It has been a baffling question for ages. Why our knuckles pop and crack? Scientists have finally agreed on an explanation. Previous researchers never provided a conclusive answer. This was due to the variations in people’s joints. Some joints don’t crack and people who crack their knuckles often cannot repeat the process until some time has passed.
An international team of scientists has now agreed on why your knuckles pop and it is attributed to the popping of bubbles in the joint fluids of hands. This has been theorized for the past 50 years but has finally been proven by a mathematical formula and new rendering of the joint.
To be more specific, the cracking sound comes from a “collapsing cavitation bubble in the synovial fluid inside a metacarpophalangeal joint during an articular release.” Abdul Barakat, a professor at the Ecole Polytechnique explained, “The sound that is generated when one cracks his or her knuckles is due to the partial collapse of a cavitation bubble that’s in the fluid in the joint.”
V. Chandran Suja and Abdul Bakarat from Ecole Polytechnique in France set about to prove the longstanding theory and crafted mathematical renderings of the joint where the popping happens. It is called the metacarpophalangeal joint (MCP). They observed the poppings and converted them into mathematical equations. These equations were then used to generate computer simulations of knuckles popping and allowed the researchers to exactly see what happens in the moments before the pop.
“It could be multiple bubbles, but we showed that the collapse of a single bubble is sufficient to give you the signature sound you get,” Bakarat said. This latest research from Suja and Bakarat has finally proved once and for all that only a partial collapse of the bubbles is actually required to hear the knuckles pop.

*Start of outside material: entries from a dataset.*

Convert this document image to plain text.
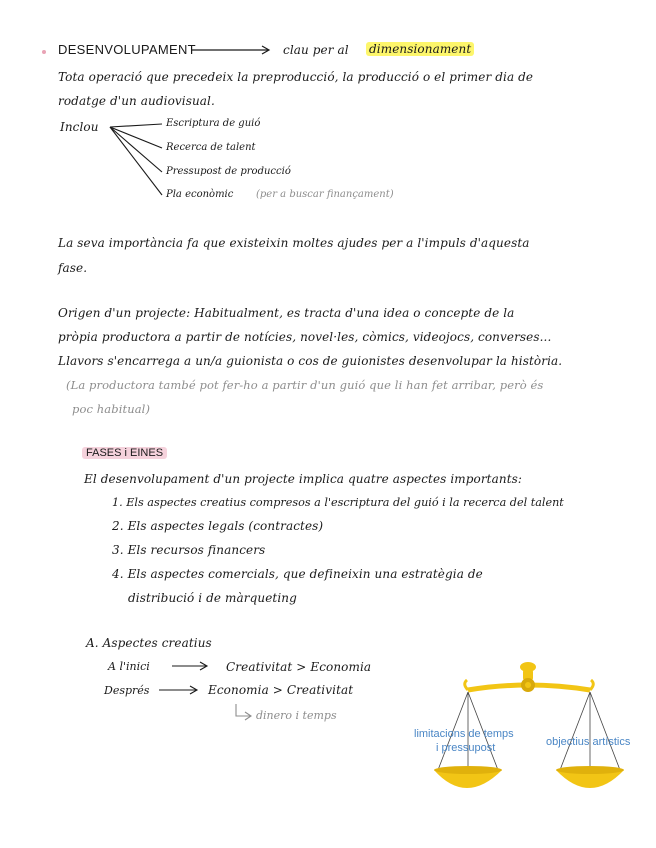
DESENVOLUPAMENT	clau per al dimensionament
Tota operació que precedeix la preproducció, la producció o el primer dia de
rodatge d'un audiovisual.
Inclou	Escriptura de guió
Recerca de talent
Pressupost de producció
Pla econòmic (per a buscar finançament)
La seva importància fa que existeixin moltes ajudes per a l'impuls d'aquesta
fase.
Origen d'un projecte: Habitualment, es tracta d'una idea o concepte de la
pròpia productora a partir de notícies, novel·les, còmics, videojocs, converses...
Llavors s'encarrega a un/a guionista o cos de guionistes desenvolupar la història.
(La productora també pot fer-ho a partir d'un guió que li han fet arribar, però és
poc habitual)
FASES i EINES
El desenvolupament d'un projecte implica quatre aspectes importants:
1. Els aspectes creatius compresos a l'escriptura del guió i la recerca del talent
2. Els aspectes legals (contractes)
3. Els recursos financers
4. Els aspectes comercials, que defineixin una estratègia de
distribució i de màrqueting
A. Aspectes creatius
A l'inici	Creativitat > Economia
Després	Economia > Creativitat
dinero i temps
limitacions de temps
i pressupost	objectius artístics
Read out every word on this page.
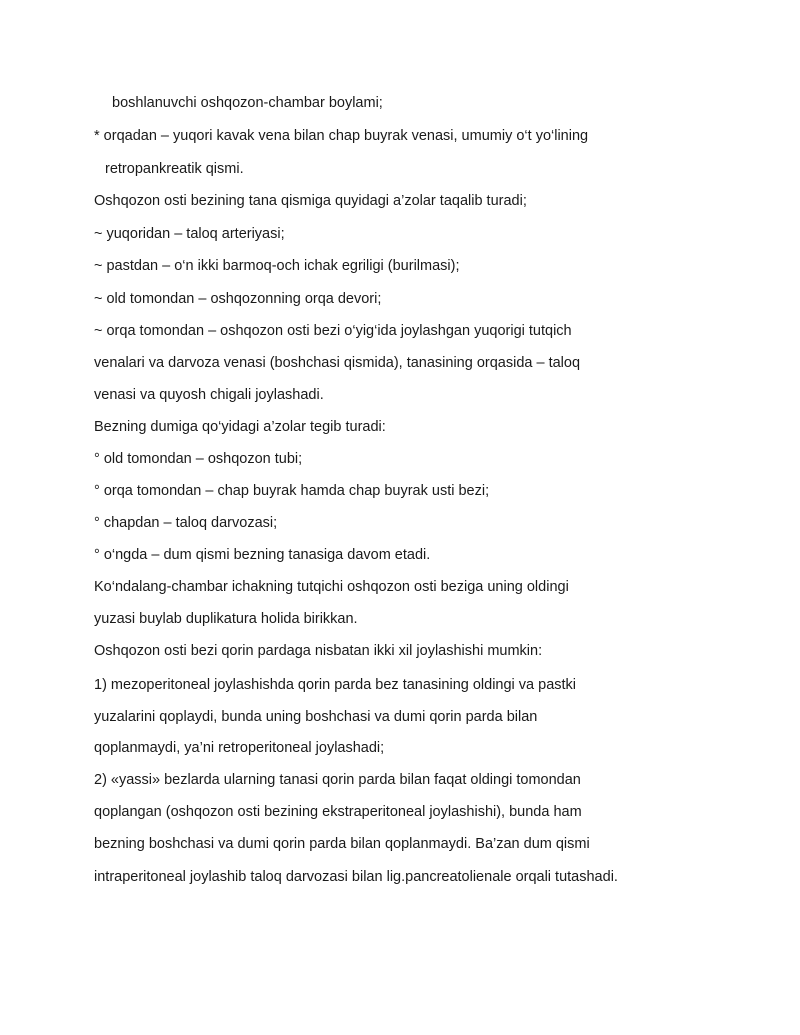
boshlanuvchi oshqozon-chambar boylami;
* orqadan – yuqori kavak vena bilan chap buyrak venasi, umumiy o‘t yo‘lining
retropankreatik qismi.
Oshqozon osti bezining tana qismiga quyidagi a’zolar taqalib turadi;
~ yuqoridan – taloq arteriyasi;
~ pastdan – o‘n ikki barmoq-och ichak egriligi (burilmasi);
~ old tomondan – oshqozonning orqa devori;
~ orqa tomondan – oshqozon osti bezi o‘yig‘ida joylashgan yuqorigi tutqich
venalari va darvoza venasi (boshchasi qismida), tanasining orqasida – taloq
venasi va quyosh chigali joylashadi.
Bezning dumiga qo‘yidagi a’zolar tegib turadi:
° old tomondan – oshqozon tubi;
° orqa tomondan – chap buyrak hamda chap buyrak usti bezi;
° chapdan – taloq darvozasi;
° o‘ngda – dum qismi bezning tanasiga davom etadi.
Ko‘ndalang-chambar ichakning tutqichi oshqozon osti beziga uning oldingi
yuzasi buylab duplikatura holida birikkan.
Oshqozon osti bezi qorin pardaga nisbatan ikki xil joylashishi mumkin:
1) mezoperitoneal joylashishda qorin parda bez tanasining oldingi va pastki
yuzalarini qoplaydi, bunda uning boshchasi va dumi qorin parda bilan
qoplanmaydi, ya’ni retroperitoneal joylashadi;
2) «yassi» bezlarda ularning tanasi qorin parda bilan faqat oldingi tomondan
qoplangan (oshqozon osti bezining ekstraperitoneal joylashishi), bunda ham
bezning boshchasi va dumi qorin parda bilan qoplanmaydi. Ba’zan dum qismi
intraperitoneal joylashib taloq darvozasi bilan lig.pancreatolienale orqali tutashadi.
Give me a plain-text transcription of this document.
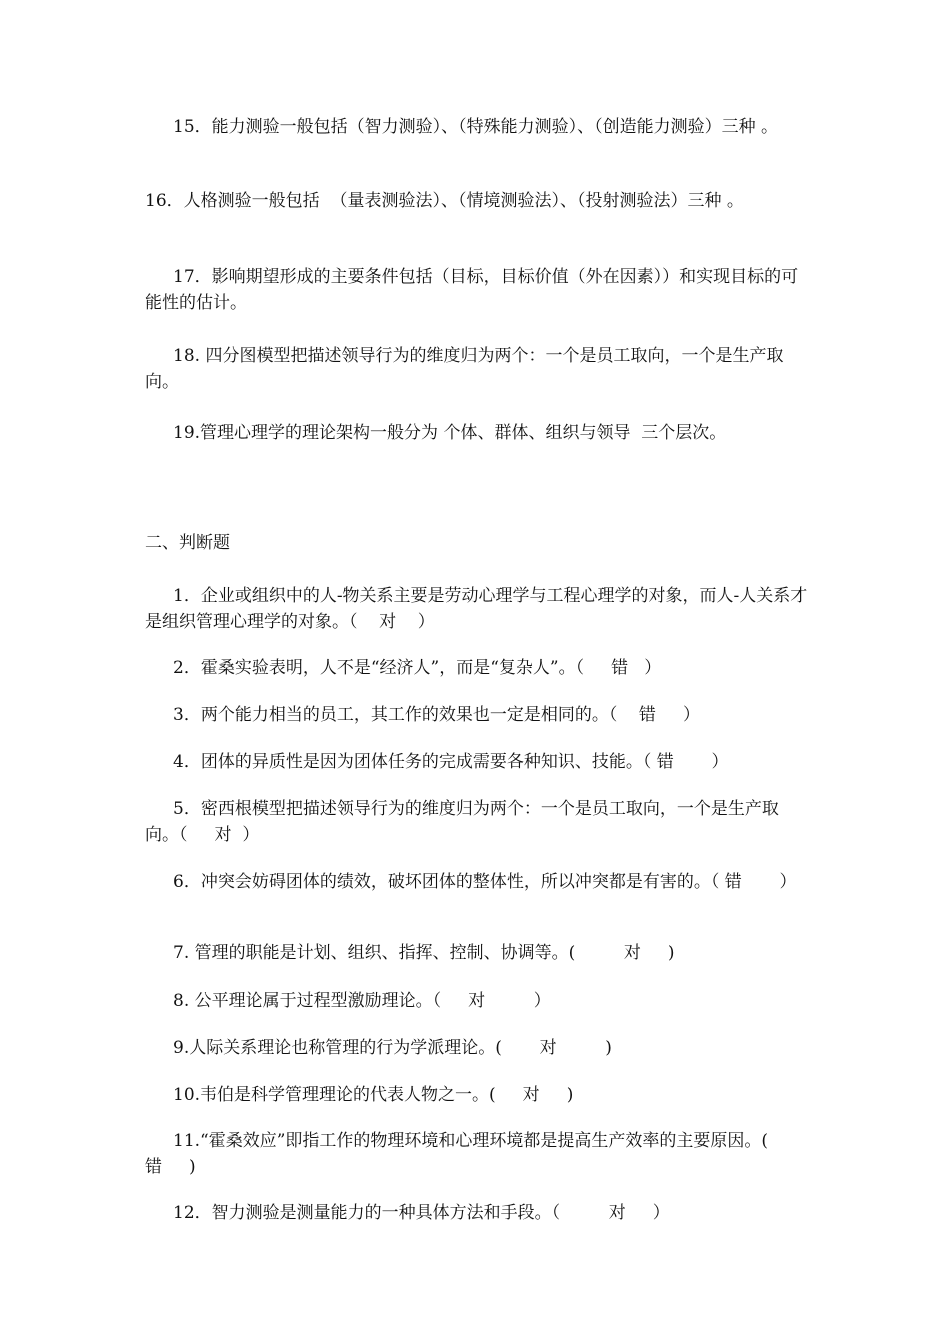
15．能力测验一般包括（智力测验）、（特殊能力测验）、（创造能力测验）三种 。

16．人格测验一般包括  （量表测验法）、（情境测验法）、（投射测验法）三种 。

17．影响期望形成的主要条件包括（目标，目标价值（外在因素））和实现目标的可能性的估计。

18. 四分图模型把描述领导行为的维度归为两个：一个是员工取向，一个是生产取向。

19.管理心理学的理论架构一般分为 个体、群体、组织与领导  三个层次。

二、判断题

1．企业或组织中的人-物关系主要是劳动心理学与工程心理学的对象，而人-人关系才是组织管理心理学的对象。（    对    ）

2．霍桑实验表明，人不是“经济人”，而是“复杂人”。（     错   ）

3．两个能力相当的员工，其工作的效果也一定是相同的。（    错     ）

4．团体的异质性是因为团体任务的完成需要各种知识、技能。（ 错       ）

5．密西根模型把描述领导行为的维度归为两个：一个是员工取向，一个是生产取向。（     对  ）

6．冲突会妨碍团体的绩效，破坏团体的整体性，所以冲突都是有害的。（ 错       ）

7. 管理的职能是计划、组织、指挥、控制、协调等。(         对     )

8. 公平理论属于过程型激励理论。（     对         ）

9.人际关系理论也称管理的行为学派理论。(       对         )

10.韦伯是科学管理理论的代表人物之一。(     对     )

11.“霍桑效应”即指工作的物理环境和心理环境都是提高生产效率的主要原因。(          错     )

12．智力测验是测量能力的一种具体方法和手段。（         对     ）
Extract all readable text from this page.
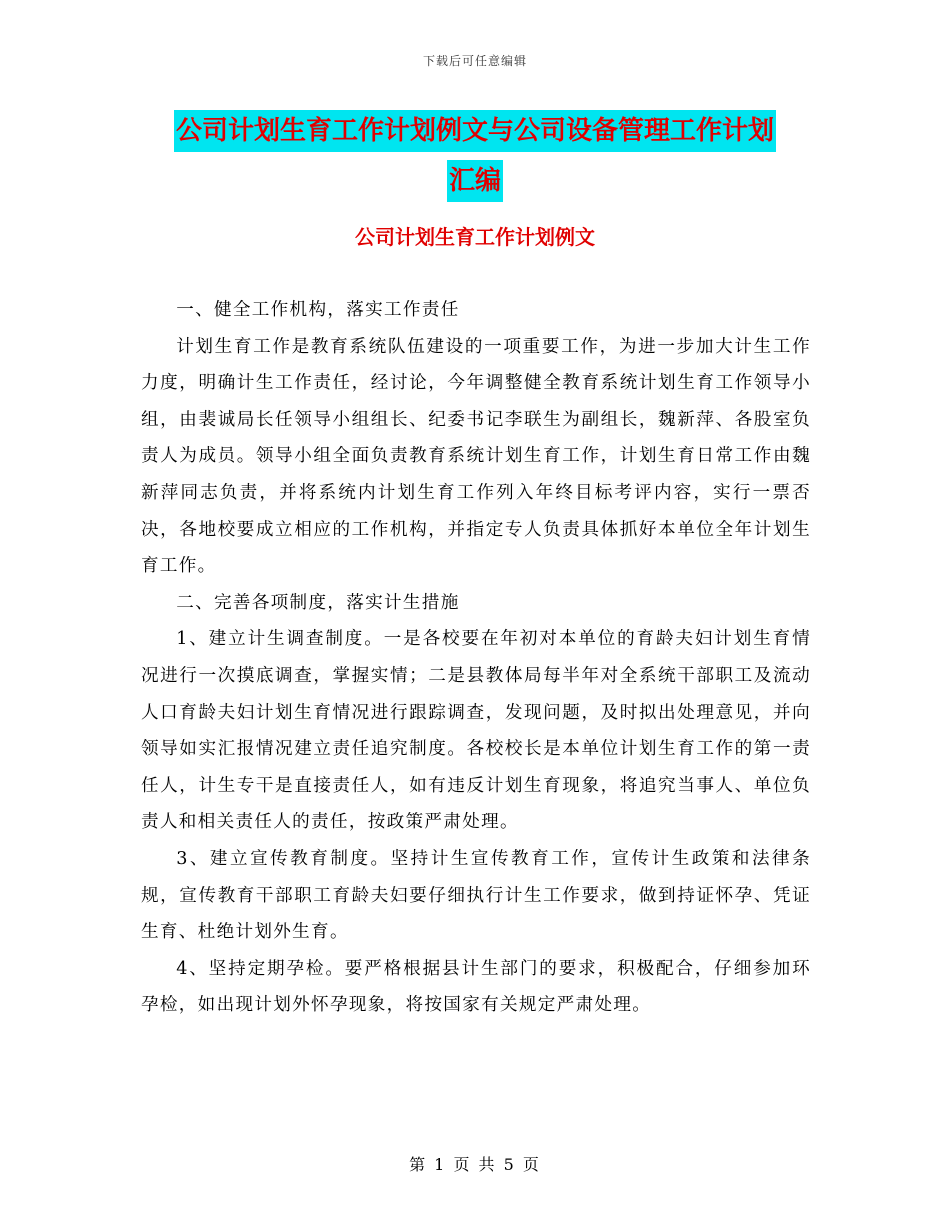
下载后可任意编辑
公司计划生育工作计划例文与公司设备管理工作计划
汇编
公司计划生育工作计划例文

一、健全工作机构，落实工作责任

计划生育工作是教育系统队伍建设的一项重要工作，为进一步加大计生工作力度，明确计生工作责任，经讨论，今年调整健全教育系统计划生育工作领导小组，由裴诚局长任领导小组组长、纪委书记李联生为副组长，魏新萍、各股室负责人为成员。领导小组全面负责教育系统计划生育工作，计划生育日常工作由魏新萍同志负责，并将系统内计划生育工作列入年终目标考评内容，实行一票否决，各地校要成立相应的工作机构，并指定专人负责具体抓好本单位全年计划生育工作。

二、完善各项制度，落实计生措施

1、建立计生调查制度。一是各校要在年初对本单位的育龄夫妇计划生育情况进行一次摸底调查，掌握实情；二是县教体局每半年对全系统干部职工及流动人口育龄夫妇计划生育情况进行跟踪调查，发现问题，及时拟出处理意见，并向领导如实汇报情况建立责任追究制度。各校校长是本单位计划生育工作的第一责任人，计生专干是直接责任人，如有违反计划生育现象，将追究当事人、单位负责人和相关责任人的责任，按政策严肃处理。

3、建立宣传教育制度。坚持计生宣传教育工作，宣传计生政策和法律条规，宣传教育干部职工育龄夫妇要仔细执行计生工作要求，做到持证怀孕、凭证生育、杜绝计划外生育。

4、坚持定期孕检。要严格根据县计生部门的要求，积极配合，仔细参加环孕检，如出现计划外怀孕现象，将按国家有关规定严肃处理。

第 1 页 共 5 页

“Mathematical modeling is particularly useful because [real-time] imaging is not sufficiently rapid to capture the phenomena involved,” said Bakarat in an interview with Gizmodo. “Another advantage of the modeling is that it allows varying one parameter at a time and therefore permits determining which parameters are truly important in determining the behavior. In this regard, we found that the parameter that has the most effect on the sound generated by knuckle cracking is how hard you pull on the knuckle. How fast you pull, the geometry of the joint, and the viscosity of the fluid (which changes with age) do not have a very strong effect.”